Any such minister or officer who knowingly joins together in matrimony two (2) persons not capable thereof commits a Class C misdemeanor and shall also forfeit and pay the sum of five hundred dollars ($500), to be recovered by action of debt, for the use of the person suing.
[Code 1858, § 2446 (deriv. Acts 1778, ch. 7, § 5); Shan., § 4196; mod.
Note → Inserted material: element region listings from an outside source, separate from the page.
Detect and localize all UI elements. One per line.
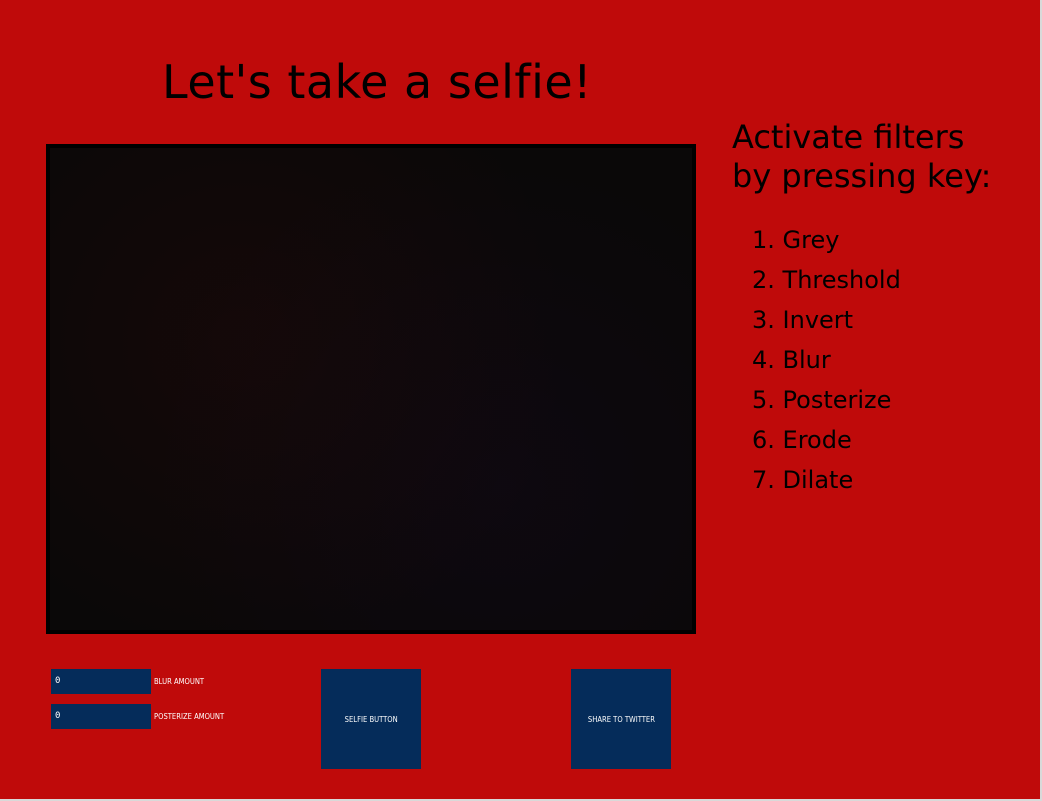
filter-item-dilate: 7. Dilate	[752, 466, 854, 494]
blur-amount-label: BLUR AMOUNT	[154, 677, 205, 686]
share-to-twitter-button[interactable]: SHARE TO TWITTER	[571, 669, 671, 769]
share-button-label: SHARE TO TWITTER	[587, 714, 655, 724]
selfie-button[interactable]: SELFIE BUTTON	[321, 669, 421, 769]
app-canvas: Let's take a selfie! Activate filters by…	[0, 0, 1042, 801]
blur-amount-input[interactable]: 0	[51, 669, 151, 694]
filter-instructions-heading: Activate filters by pressing key:	[732, 118, 1032, 196]
selfie-button-label: SELFIE BUTTON	[344, 714, 398, 724]
instructions-line-2: by pressing key:	[732, 157, 992, 195]
posterize-amount-label: POSTERIZE AMOUNT	[154, 712, 225, 721]
page-title: Let's take a selfie!	[162, 55, 593, 109]
webcam-feed	[50, 148, 692, 630]
filter-item-invert: 3. Invert	[752, 306, 854, 334]
instructions-line-1: Activate filters	[732, 118, 965, 156]
filter-list: 1. Grey 2. Threshold 3. Invert 4. Blur 5…	[752, 220, 901, 500]
filter-item-blur: 4. Blur	[752, 346, 831, 374]
filter-item-posterize: 5. Posterize	[752, 386, 892, 414]
filter-item-threshold: 2. Threshold	[752, 266, 901, 294]
posterize-amount-input[interactable]: 0	[51, 704, 151, 729]
filter-item-grey: 1. Grey	[752, 226, 840, 254]
webcam-frame	[46, 144, 696, 634]
filter-item-erode: 6. Erode	[752, 426, 852, 454]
Code 1932, § 8423; T.C.A. (orig. ed.), § 36-419; Acts 1989, ch. 591, § 113.]
36-3-306. Marriage consummated by ceremony not invalidated by failure to comply with law Restriction.
Failure to comply with the requirements of §§ 36-3-104 36-3-111 shall not affect the validity of any marriage consummated by ceremony. No marriage shall be valid, whether consummated by ceremony or otherwise, if the marriage is prohibited in this state.
[Acts 1937, ch. 81, § 6; C. Supp. 1950, § 8414.6; T.C.A. (orig. ed.), § 36-420; 1996, ch. 1031, § 4.]
36-3-307. Nickname in license does not invalidate marriage.
Any marriage that may have been or may be celebrated between persons, by license regularly issued, is valid, and the issue thereof is declared legitimate, although the baptismal name of either party may be omitted in the license, or a nickname be used instead thereof; provided, that the parties have consummated the marriage by cohabitation, and can be identified as the persons between whom such marriage was solemnized.
[Acts 1870-1871, ch. 100, § 1; Shan., § 4200; mod. Code 1932, § 8425; T.C.A. (orig. ed.), § 36-421.]